Things are different now, deader. In the past, we used to turn the cow into the leather sofa while the cow was still alive. Those were purer times. The 1990s. It was normal to sit on the couch to watch a scary movie with the neighbor, sneaking handholds in the dark, while the tanned and scrunched face rustled faintly behind us.

It wasn’t uncommon for people to name their couches. They became pets, in a way. Still, my mom didn’t like the idea of a name; the cows tended to die right when your body’s imprint was starting to take shape on the grunting stretch of bovine. At the point when the cushions became cracked and soft, the entire couch had to be left out on the sidewalk for the city’s trashmen. From my bedroom window, I watched them haul the couches off while they smoked and joked about a passing runner’s body. Sometimes they even burnt the couches with their cigarettes and laughed. Roast beef, they said.

As if the couches were edible, which they weren’t. As if that would have stopped some people from trying anyway.

Of course, I knew what was wrong with all of this: the cows were lonely. I almost never sat on our couch after I started my sophomore year in high school, got a part-time job at a dying video store, and started dating a boy called Ziggy. It was also that weird, crossover time in the late 1990s when leather couches made of dead cows first debuted. I remember going over to my friend Sarah’s house one day after school. It was our senior year of high school. Her parents were doctors and never home. But what a home. The house was a museum of tasteful vases and arching rows of CDs and a refrigerator full of Perrier and three lemons. When I asked Sarah why her couch was dead, where its tail was, she sipped on a Perrier, looked at me and said, “I won’t sit on anything with a face.”

How unfortunate for the old couches to be abandoned in this way. As if they’d never existed, all that pain and work. Even I began to sit on them less and less. And then I went away to college, my body newly relegated to the corners of library floors, my dorm room’s papasan chair, the cool concrete staircase leading up to the university’s study hall.

But I did come home for the summers and spring breaks. My parents were one of the only houses left in our neighborhood that still had a living couch. It was like sitting in a barn full of musty memories. The dust floated around my face and stuck to my sweaty skin in a shivering sheet.

One summer, after driving home from my junior year in college, I arrived at my parents’ house, which was at the end of a cul-de-sac.
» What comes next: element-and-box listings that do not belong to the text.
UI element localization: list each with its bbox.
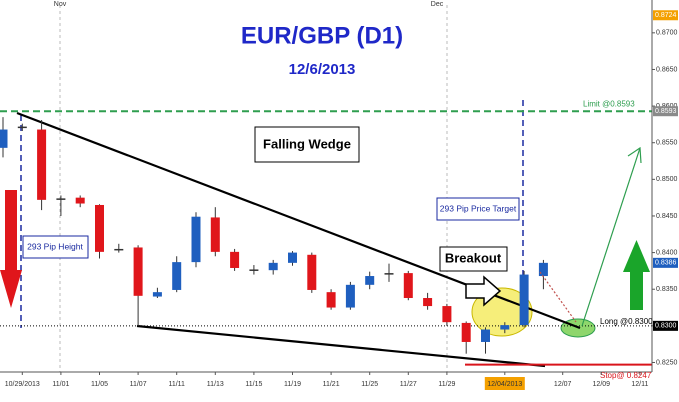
target-arrow-line <box>581 147 641 327</box>
annotation: 293 Pip Height <box>27 241 83 251</box>
y-tick-label: 0.8700 <box>656 30 678 37</box>
y-tick-label: 0.8550 <box>656 140 678 147</box>
annotation-box <box>439 246 508 272</box>
x-tick-label: 11/29 <box>438 381 455 388</box>
price-marker <box>653 10 678 21</box>
x-tick-label: 11/21 <box>323 381 340 388</box>
candle-body <box>152 292 162 297</box>
x-tick-label: 12/07 <box>554 381 572 388</box>
y-tick-label: 0.8400 <box>656 249 678 256</box>
candle-body <box>0 129 8 148</box>
candle-body <box>191 216 201 263</box>
month-label: Nov <box>54 1 67 8</box>
breakout-arrow <box>465 275 502 307</box>
y-tick-label: 0.8250 <box>656 359 678 366</box>
y-tick-label: 0.8350 <box>656 286 678 293</box>
target-arrow-head <box>627 146 642 164</box>
x-tick-label: 11/05 <box>91 381 108 388</box>
month-label: Dec <box>431 1 444 8</box>
candle-body <box>384 273 394 275</box>
x-tick-label: 11/25 <box>361 381 378 388</box>
level-label: Stop@ 0.8247 <box>600 371 652 380</box>
annotation-box <box>22 235 89 259</box>
candle-body <box>326 292 336 308</box>
candle-body <box>95 204 104 252</box>
x-tick-label: 11/07 <box>130 381 147 388</box>
candle-body <box>288 252 297 263</box>
y-tick-label: 0.8500 <box>656 176 678 183</box>
x-tick-label: 12/09 <box>593 381 611 388</box>
candle-body <box>114 248 124 251</box>
candle-body <box>56 198 66 200</box>
x-tick-label: 11/27 <box>400 381 417 388</box>
price-marker <box>653 320 678 331</box>
price-marker-label: 0.8386 <box>655 260 677 267</box>
chart-title: EUR/GBP (D1) <box>241 22 403 49</box>
candle-body <box>442 306 452 323</box>
candle-body <box>403 273 413 299</box>
candle-body <box>268 262 278 271</box>
axes: 0.8250 0.8300 0.8350 0.8400 0.8450 0.8500 0.85… <box>5 10 678 390</box>
level-label: Long @0.8300 <box>600 317 653 326</box>
up-arrow <box>623 240 650 310</box>
candle-body <box>519 274 529 326</box>
candle-body <box>423 298 433 307</box>
candle-body <box>75 197 85 204</box>
level-label: Limit @0.8593 <box>583 99 635 108</box>
annotation-box <box>254 126 360 163</box>
over-layer: Falling Wedge 293 Pip Height 293 Pip Pri… <box>0 22 650 327</box>
candle-body <box>500 325 510 330</box>
candle-body <box>538 262 548 277</box>
price-marker-label: 0.8593 <box>655 108 677 115</box>
candle-body <box>172 262 182 290</box>
down-arrow <box>0 190 22 308</box>
candle-body <box>307 254 317 290</box>
chart-subtitle: 12/6/2013 <box>289 61 356 78</box>
candle-body <box>210 217 220 252</box>
price-marker-label: 0.8300 <box>655 323 677 330</box>
candle-body <box>230 251 240 268</box>
x-tick-label: 11/15 <box>245 381 262 388</box>
candle-body <box>17 126 27 129</box>
x-tick-highlight <box>484 377 525 390</box>
price-marker-label: 0.8724 <box>655 12 677 19</box>
y-tick-label: 0.8650 <box>656 66 678 73</box>
annotation: Breakout <box>445 250 502 265</box>
x-tick-label: 11/11 <box>168 381 185 388</box>
candle-body <box>365 276 375 285</box>
candle-body <box>249 269 259 271</box>
price-marker <box>653 106 678 117</box>
plot <box>0 117 548 354</box>
annotation: Falling Wedge <box>263 136 351 151</box>
annotation: 293 Pip Price Target <box>440 203 517 213</box>
x-tick-label: 11/01 <box>52 381 69 388</box>
candle-body <box>133 247 143 296</box>
price-marker <box>653 257 678 268</box>
x-tick-label: 12/11 <box>631 381 648 388</box>
candle-body <box>461 322 471 342</box>
x-tick-label: 12/04/2013 <box>487 381 522 388</box>
candle-body <box>481 329 490 342</box>
candle-body <box>345 284 355 308</box>
x-tick-label: 10/29/2013 <box>5 381 40 388</box>
y-tick-label: 0.8450 <box>656 213 678 220</box>
annotation-box <box>436 197 520 221</box>
x-tick-label: 11/13 <box>207 381 224 388</box>
x-tick-label: 11/19 <box>284 381 301 388</box>
candle-body <box>37 129 47 200</box>
wedge-lower-line <box>136 324 546 368</box>
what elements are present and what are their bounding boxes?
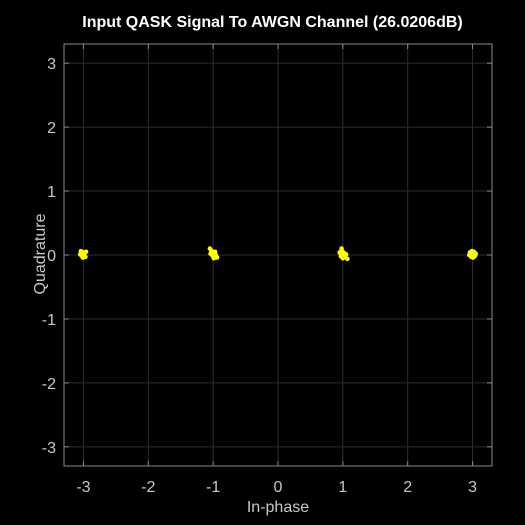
x-axis-label: In-phase [246,499,310,516]
x-tick-label: 0 [274,479,283,496]
data-point [214,255,220,260]
x-tick-labels: -3 -2 -1 0 1 2 3 [76,479,477,496]
data-point [468,250,473,256]
data-point [472,253,478,258]
y-axis-label: Quadrature [32,213,49,295]
data-point [339,248,345,254]
y-tick-label: 2 [47,120,56,137]
x-tick-label: 2 [403,479,412,496]
data-point [341,252,346,258]
grid-lines [64,44,492,466]
x-tick-label: 1 [338,479,347,496]
data-point [345,256,350,262]
x-tick-label: -1 [206,479,220,496]
y-tick-label: -1 [42,312,56,329]
y-tick-label: -3 [42,440,56,457]
plot-title: Input QASK Signal To AWGN Channel (26.02… [82,14,463,31]
x-tick-label: -3 [76,479,90,496]
data-point [210,250,216,256]
y-tick-label: 0 [47,248,56,265]
y-tick-label: 3 [47,56,56,73]
y-tick-label: -2 [42,376,56,393]
x-tick-label: 3 [468,479,477,496]
data-points [77,246,479,262]
y-tick-label: 1 [47,184,56,201]
tick-marks [64,44,492,466]
y-tick-labels: -3 -2 -1 0 1 2 3 [42,56,56,457]
data-point [83,254,88,260]
x-tick-label: -2 [141,479,155,496]
data-point [81,250,86,255]
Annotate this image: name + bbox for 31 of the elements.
It reminded me of those warm suburban nights that I used to hate, but had since grown to miss. Those nights had a shadow to them that my dorm room couldn’t conjure, even with a black light. A unique and ancient sadness, like the time I discovered a nest with punched-out eggs in my family’s kitchen trash can. The whole mass was covered in ketchup. Who would do such a thing? No one had an answer. We never had ketchup in the refrigerator, or enough patience for slow cruelty.
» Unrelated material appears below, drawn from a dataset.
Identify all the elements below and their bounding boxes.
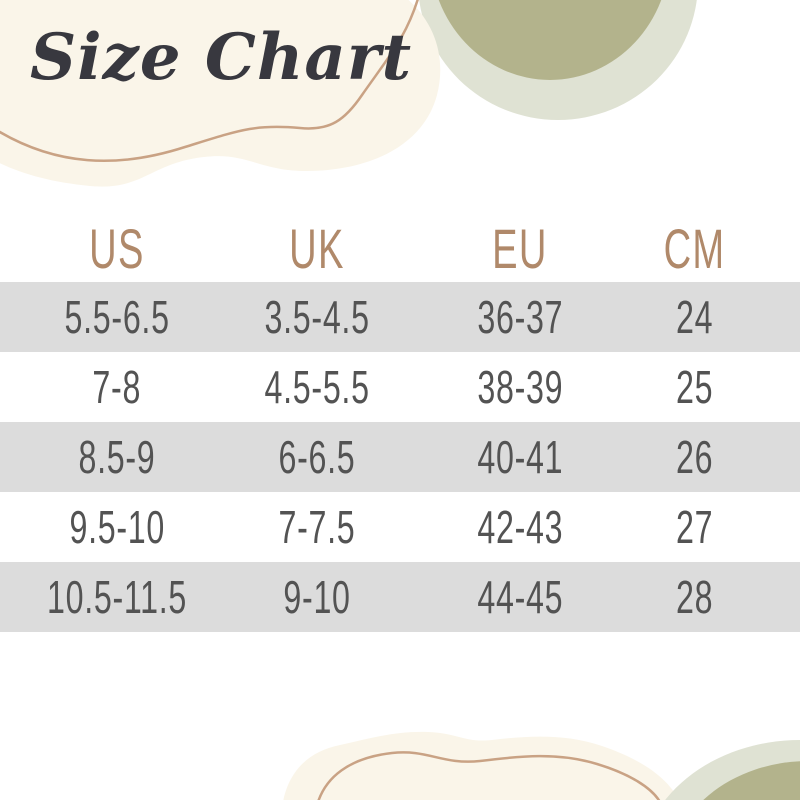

I grabbed my backpack from my car and slipped inside the still house. Mom and dad were already in bed, I guessed. I dropped the backpack on the floor of the living room, sat on the couch — which was quite old by then — and held its tender hoof. It was like cradling an old photo album filled not only with dead people, but with dead people who were saying, “Why should I be dead? You should be dead, too.” And the only way to answer was to cover their eyes with your thumb, to pretend you deserved to be here.